Cela a déclenché une série d’avertissements concernant la fuite fiscale des habitants les plus riches de la ville.

Le milliardaire des hedge funds Bill Ackman a affirmé que les entreprises de la ville et les riches résidents « ont déjà commencé à prendre des dispositions pour les sorties ».

La gouverneure de New York, Kathy Hochul, a fait écho à cette préoccupation, s’opposant à la proposition « parce que nous ne pouvons pas les faire quitter l’État ». Avant les élections, l’opposant de Mamdani, l’ancien gouverneur de New York Andrew Cuomo, avait plaisanté en disant que si Mamdani gagnait, « même moi, je déménagerais en Floride ».

Je recherche si les hauts revenus déménagent réellement lorsque leurs impôts augmentent. Mes collègues et moi avons analysé les impôts des millionnaires dans le New Jersey et en Californie, la migration des milliardaires Forbes dans le monde et des décennies de données de l’IRS retraçant les lieux où vivent les Américains ayant des revenus d’un million de dollars.

Les hauts revenus sont souvent considérés comme des « millionnaires mobiles » qui sont toujours à la recherche de logements à moindres impôts. En réalité, ils sont souvent réticents à quitter les endroits où ils ont bâti leur carrière et élevé leur famille.

Dans le même temps, il y a des parcelles de vérité dans les arguments sur la migration fiscale, il est donc important d’analyser soigneusement les preuves.

Une petite fraction d’une petite fraction

Le premier fait est simple : les millionnaires ont de faibles taux de migration.

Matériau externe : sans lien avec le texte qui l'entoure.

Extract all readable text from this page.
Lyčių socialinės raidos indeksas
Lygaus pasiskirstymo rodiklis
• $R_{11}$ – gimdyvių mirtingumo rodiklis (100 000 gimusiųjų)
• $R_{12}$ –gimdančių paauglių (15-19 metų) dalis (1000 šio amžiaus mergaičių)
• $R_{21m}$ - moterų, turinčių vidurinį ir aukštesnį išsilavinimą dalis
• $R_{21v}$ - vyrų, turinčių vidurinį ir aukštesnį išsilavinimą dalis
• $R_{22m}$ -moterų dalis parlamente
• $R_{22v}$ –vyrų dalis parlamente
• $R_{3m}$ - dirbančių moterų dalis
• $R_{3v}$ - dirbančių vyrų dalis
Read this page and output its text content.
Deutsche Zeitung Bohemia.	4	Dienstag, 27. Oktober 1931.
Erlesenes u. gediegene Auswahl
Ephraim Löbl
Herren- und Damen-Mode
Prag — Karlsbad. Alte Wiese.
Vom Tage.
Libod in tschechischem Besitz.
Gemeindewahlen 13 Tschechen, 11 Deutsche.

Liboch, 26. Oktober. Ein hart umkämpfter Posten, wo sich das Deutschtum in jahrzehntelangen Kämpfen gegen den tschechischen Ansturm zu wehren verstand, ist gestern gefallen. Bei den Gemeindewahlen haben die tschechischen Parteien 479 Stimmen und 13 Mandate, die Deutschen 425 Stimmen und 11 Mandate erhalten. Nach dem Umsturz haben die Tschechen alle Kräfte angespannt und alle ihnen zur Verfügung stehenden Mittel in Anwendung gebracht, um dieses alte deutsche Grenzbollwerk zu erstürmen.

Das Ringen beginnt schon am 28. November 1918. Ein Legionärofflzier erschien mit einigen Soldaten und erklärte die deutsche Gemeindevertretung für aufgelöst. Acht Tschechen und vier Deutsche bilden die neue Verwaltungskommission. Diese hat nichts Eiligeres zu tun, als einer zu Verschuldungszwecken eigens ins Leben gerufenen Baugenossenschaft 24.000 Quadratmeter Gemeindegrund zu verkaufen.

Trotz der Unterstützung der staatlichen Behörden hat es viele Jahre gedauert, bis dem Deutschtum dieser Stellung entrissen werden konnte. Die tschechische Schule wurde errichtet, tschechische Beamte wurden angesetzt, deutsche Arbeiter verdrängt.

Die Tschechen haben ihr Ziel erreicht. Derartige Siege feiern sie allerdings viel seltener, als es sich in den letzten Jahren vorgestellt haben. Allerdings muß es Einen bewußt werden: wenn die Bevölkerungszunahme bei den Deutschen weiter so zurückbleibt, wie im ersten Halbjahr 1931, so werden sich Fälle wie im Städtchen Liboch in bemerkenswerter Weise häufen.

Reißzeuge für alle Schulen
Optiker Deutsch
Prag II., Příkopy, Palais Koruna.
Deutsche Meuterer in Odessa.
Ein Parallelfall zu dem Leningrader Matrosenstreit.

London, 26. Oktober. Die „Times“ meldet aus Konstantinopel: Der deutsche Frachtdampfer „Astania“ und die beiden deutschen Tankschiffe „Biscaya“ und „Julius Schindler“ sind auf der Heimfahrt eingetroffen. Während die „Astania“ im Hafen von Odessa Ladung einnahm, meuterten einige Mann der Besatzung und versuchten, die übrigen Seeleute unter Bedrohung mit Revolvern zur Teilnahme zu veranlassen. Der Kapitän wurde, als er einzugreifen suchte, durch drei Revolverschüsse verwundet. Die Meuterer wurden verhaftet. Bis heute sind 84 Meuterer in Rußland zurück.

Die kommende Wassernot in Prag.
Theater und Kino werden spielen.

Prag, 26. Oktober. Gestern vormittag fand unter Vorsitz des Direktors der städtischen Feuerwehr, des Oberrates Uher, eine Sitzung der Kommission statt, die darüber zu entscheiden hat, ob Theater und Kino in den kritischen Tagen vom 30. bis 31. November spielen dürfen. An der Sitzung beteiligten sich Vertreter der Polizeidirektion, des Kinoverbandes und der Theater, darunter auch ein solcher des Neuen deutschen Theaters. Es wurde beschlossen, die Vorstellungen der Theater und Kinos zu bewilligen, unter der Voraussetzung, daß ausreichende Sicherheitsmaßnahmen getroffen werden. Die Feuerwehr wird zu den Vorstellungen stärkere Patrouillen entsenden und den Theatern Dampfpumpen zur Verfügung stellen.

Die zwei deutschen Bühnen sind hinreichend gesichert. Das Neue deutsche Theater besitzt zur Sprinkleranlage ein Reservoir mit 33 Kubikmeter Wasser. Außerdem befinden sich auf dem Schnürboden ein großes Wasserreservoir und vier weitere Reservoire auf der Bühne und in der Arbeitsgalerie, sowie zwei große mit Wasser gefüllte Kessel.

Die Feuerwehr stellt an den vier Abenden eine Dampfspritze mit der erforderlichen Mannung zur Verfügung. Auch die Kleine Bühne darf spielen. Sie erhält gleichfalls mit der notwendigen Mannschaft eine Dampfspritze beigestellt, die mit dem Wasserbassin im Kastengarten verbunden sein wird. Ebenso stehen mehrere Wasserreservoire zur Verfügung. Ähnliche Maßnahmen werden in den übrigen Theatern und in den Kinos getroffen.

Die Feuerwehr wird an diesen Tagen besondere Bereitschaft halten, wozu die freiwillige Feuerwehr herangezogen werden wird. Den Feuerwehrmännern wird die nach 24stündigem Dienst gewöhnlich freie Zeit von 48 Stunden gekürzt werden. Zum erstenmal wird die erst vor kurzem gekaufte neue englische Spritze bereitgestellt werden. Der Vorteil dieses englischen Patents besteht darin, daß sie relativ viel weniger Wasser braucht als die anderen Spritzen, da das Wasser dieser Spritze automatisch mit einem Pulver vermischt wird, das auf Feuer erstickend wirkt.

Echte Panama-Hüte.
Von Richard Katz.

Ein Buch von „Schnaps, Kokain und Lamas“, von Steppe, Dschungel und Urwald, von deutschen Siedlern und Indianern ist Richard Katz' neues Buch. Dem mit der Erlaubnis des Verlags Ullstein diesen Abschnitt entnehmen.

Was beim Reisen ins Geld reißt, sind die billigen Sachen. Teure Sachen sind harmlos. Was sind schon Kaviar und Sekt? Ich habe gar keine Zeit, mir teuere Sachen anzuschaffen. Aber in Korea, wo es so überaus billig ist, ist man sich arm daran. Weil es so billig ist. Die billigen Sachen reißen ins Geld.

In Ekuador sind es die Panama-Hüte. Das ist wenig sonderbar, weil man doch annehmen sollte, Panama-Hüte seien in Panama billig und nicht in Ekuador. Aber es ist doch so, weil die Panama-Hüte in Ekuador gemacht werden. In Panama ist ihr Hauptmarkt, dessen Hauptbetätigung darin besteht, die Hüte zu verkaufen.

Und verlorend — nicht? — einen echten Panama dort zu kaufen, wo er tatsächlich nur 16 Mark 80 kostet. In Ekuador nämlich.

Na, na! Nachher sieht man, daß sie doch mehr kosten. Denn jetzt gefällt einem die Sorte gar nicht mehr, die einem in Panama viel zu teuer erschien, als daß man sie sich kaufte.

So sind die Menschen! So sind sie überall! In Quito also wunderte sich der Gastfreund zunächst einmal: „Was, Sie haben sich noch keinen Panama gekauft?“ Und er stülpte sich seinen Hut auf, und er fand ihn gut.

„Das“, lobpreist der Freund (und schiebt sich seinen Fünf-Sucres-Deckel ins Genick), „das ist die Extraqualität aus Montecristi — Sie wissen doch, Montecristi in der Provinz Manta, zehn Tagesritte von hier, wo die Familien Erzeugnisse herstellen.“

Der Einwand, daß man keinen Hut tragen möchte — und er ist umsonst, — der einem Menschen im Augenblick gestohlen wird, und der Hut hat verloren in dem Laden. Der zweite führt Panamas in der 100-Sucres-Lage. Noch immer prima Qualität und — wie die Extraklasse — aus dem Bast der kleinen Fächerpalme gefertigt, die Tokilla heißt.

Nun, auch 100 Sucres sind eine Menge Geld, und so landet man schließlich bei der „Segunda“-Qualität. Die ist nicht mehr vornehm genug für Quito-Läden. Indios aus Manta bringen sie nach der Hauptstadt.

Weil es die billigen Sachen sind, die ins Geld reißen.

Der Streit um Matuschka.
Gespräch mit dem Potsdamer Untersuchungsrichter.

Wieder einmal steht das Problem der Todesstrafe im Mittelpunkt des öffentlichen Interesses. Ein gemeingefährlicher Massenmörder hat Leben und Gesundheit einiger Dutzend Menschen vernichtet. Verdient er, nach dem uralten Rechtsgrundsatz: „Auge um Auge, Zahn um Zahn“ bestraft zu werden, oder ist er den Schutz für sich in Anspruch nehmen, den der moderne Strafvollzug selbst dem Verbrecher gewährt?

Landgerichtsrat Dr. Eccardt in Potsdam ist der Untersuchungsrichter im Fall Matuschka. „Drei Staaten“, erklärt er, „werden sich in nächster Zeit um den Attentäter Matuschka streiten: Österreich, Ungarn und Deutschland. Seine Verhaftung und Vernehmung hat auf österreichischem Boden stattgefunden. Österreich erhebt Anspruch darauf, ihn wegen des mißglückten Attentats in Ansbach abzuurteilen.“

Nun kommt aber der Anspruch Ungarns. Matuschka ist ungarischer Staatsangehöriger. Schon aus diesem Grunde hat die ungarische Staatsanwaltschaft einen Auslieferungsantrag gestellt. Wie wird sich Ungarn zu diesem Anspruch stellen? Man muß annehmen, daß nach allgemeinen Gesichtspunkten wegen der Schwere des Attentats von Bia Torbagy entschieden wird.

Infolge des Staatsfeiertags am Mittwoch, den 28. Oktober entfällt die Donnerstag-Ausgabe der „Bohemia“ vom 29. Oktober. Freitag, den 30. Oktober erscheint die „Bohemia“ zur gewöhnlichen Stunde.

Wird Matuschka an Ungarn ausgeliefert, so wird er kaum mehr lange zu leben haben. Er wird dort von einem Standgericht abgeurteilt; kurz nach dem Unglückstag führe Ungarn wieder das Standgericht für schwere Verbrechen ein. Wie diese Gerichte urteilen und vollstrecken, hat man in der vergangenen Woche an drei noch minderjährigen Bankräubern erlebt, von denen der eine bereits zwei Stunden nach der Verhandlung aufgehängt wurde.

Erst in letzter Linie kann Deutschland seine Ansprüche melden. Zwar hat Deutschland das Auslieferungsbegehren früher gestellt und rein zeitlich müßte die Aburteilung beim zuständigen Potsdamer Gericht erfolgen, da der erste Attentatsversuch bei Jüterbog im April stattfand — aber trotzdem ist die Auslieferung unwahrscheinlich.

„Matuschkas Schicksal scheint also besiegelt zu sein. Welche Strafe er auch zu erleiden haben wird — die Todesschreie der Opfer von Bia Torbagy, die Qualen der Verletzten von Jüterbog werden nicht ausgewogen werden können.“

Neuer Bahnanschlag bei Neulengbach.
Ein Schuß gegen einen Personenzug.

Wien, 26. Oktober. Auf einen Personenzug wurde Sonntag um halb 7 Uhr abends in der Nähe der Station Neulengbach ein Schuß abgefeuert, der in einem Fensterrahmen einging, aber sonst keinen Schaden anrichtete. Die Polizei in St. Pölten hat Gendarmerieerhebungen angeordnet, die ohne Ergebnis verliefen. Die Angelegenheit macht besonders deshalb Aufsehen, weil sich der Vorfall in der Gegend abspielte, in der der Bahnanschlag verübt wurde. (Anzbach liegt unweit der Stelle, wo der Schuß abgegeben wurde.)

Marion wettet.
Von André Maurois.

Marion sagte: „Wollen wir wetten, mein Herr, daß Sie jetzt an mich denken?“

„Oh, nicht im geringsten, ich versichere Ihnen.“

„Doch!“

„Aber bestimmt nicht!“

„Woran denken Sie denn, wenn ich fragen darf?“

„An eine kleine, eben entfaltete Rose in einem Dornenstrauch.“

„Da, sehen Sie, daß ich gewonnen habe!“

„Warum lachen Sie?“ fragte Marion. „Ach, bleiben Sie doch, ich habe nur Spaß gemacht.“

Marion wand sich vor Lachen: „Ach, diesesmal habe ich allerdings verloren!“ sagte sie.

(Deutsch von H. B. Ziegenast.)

Aux États-Unis, la mobilité est la plus élevée parmi les personnes qui recherchent encore leur place économique dans la vie. Les travailleurs qui gagnent les salaires les plus bas se déplacent entre les États à des taux relativement élevés, environ 4,5 % par an, souvent à la recherche d’un logement plus abordable. Les personnes gagnant plus d’un million de dollars par an déménagent deux fois moins souvent : seulement 2,4 % d’entre elles font leurs valises chaque année.

Lorsque des millionnaires déménagent, cela semble rarement être pour des raisons fiscales. Par exemple, la Floride est la première destination des déménageurs new-yorkais en général. Mais parmi les 1 % des New-Yorkais les plus riches, la principale destination est le Connecticut, suivi du New Jersey et de la Californie, qui prélèvent tous trois un impôt sur les millionnaires.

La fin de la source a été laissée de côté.